17. GENERAL PROVISIONS

17.1 Amendments. No amendment or waiver of any provision shall be effective unless in writing and signed by both Parties.

17.2 Assignment. Neither Party may assign, delegate, or otherwise transfer this Agreement without the prior written consent of the other Party, except that Owner may assign to a successor in interest to the Property upon written notice.

17.3 Successors and Assigns. This Agreement shall be binding upon and inure to the benefit of the Parties and their respective successors and permitted assigns.

17.4 Severability. If any provision is held invalid or unenforceable, the remaining provisions shall remain in full force, and the invalid provision shall be reformed to the minimum extent necessary to effectuate the intent of the Parties.

17.5 Entire Agreement. This Agreement constitutes the entire understanding of the Parties with respect to its subject matter and supersedes all prior agreements or understandings, whether oral or written.

17.6 Counterparts; Electronic Signatures. This Agreement may be executed in counterparts, each of which shall be deemed an original, and all of which together constitute one instrument. Electronic signatures and PDF copies shall be deemed originals for all purposes.

17.7 Notices. All notices shall be in writing and deemed given (i) upon delivery by hand, (ii) one (1) business day after dispatch by nationally recognized overnight courier, or (iii) three (3) business days after deposit in U.S. certified mail, return receipt requested, postage prepaid, addressed to the Parties at the addresses set forth above (or such other address as either Party may designate by notice).
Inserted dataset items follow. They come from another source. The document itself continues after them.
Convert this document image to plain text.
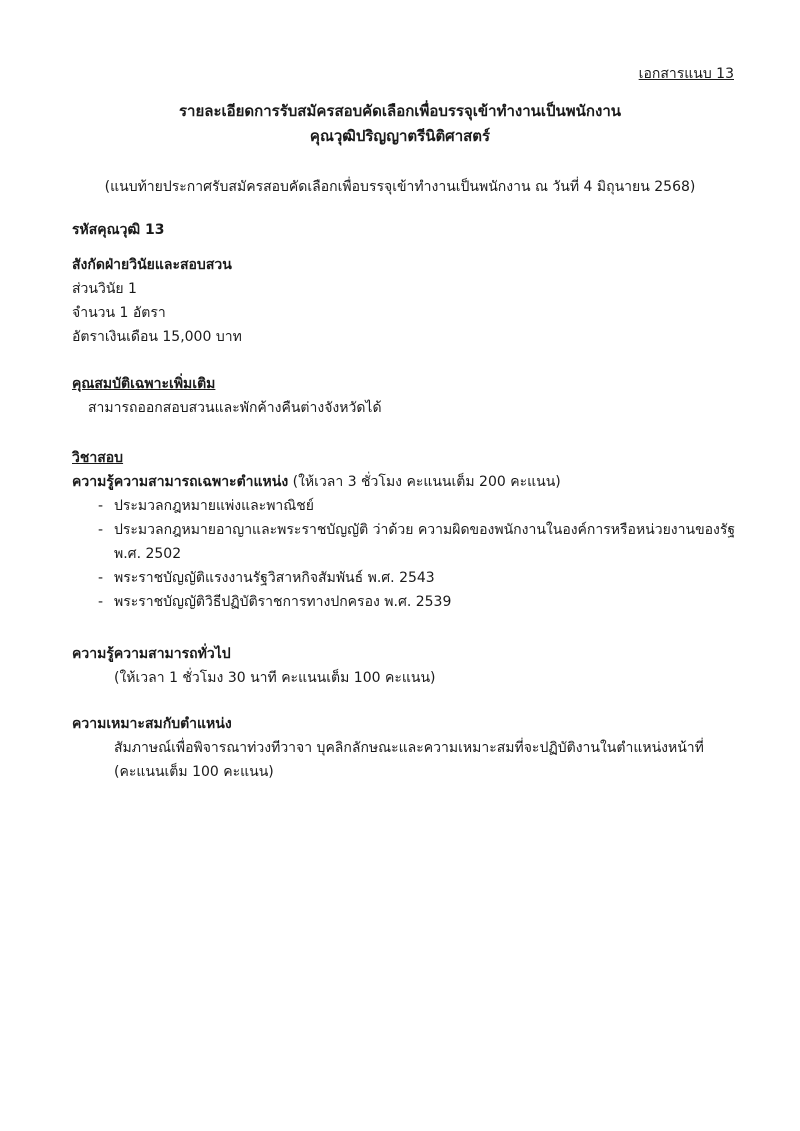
เอกสารแนบ 13
รายละเอียดการรับสมัครสอบคัดเลือกเพื่อบรรจุเข้าทำงานเป็นพนักงาน
คุณวุฒิปริญญาตรีนิติศาสตร์
(แนบท้ายประกาศรับสมัครสอบคัดเลือกเพื่อบรรจุเข้าทำงานเป็นพนักงาน ณ วันที่ 4 มิถุนายน 2568)
รหัสคุณวุฒิ 13
สังกัดฝ่ายวินัยและสอบสวน
ส่วนวินัย 1
จำนวน 1 อัตรา
อัตราเงินเดือน 15,000 บาท
คุณสมบัติเฉพาะเพิ่มเติม
สามารถออกสอบสวนและพักค้างคืนต่างจังหวัดได้
วิชาสอบ
ความรู้ความสามารถเฉพาะตำแหน่ง (ให้เวลา 3 ชั่วโมง คะแนนเต็ม 200 คะแนน)
- ประมวลกฎหมายแพ่งและพาณิชย์
- ประมวลกฎหมายอาญาและพระราชบัญญัติ ว่าด้วย ความผิดของพนักงานในองค์การหรือหน่วยงานของรัฐ
พ.ศ. 2502
- พระราชบัญญัติแรงงานรัฐวิสาหกิจสัมพันธ์ พ.ศ. 2543
- พระราชบัญญัติวิธีปฏิบัติราชการทางปกครอง พ.ศ. 2539
ความรู้ความสามารถทั่วไป
(ให้เวลา 1 ชั่วโมง 30 นาที คะแนนเต็ม 100 คะแนน)
ความเหมาะสมกับตำแหน่ง
สัมภาษณ์เพื่อพิจารณาท่วงทีวาจา บุคลิกลักษณะและความเหมาะสมที่จะปฏิบัติงานในตำแหน่งหน้าที่
(คะแนนเต็ม 100 คะแนน)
17.8 No Third-Party Beneficiaries. Except as expressly stated herein, nothing in this Agreement is intended to confer any rights upon any person other than the Parties and their permitted successors and assigns.

17.9 Headings. Section headings are for convenience only and shall not affect interpretation.


18. EXECUTION BLOCK

IN WITNESS WHEREOF, the Parties have executed this Agreement as of the Effective Date.

OWNER:
[OWNER LEGAL NAME]
By: ____
Name:
____
Title:
_____
Date:
_________

MANAGER:
[MANAGER LEGAL NAME]
By: ____
Name:
____
Title:
_____
Date:
_________

[Optional Notary Acknowledgment – Pennsylvania]

[// GUIDANCE: Verify whether local ordinances or lender requirements mandate notarization or witness signatures for property management agreements concerning the Property.]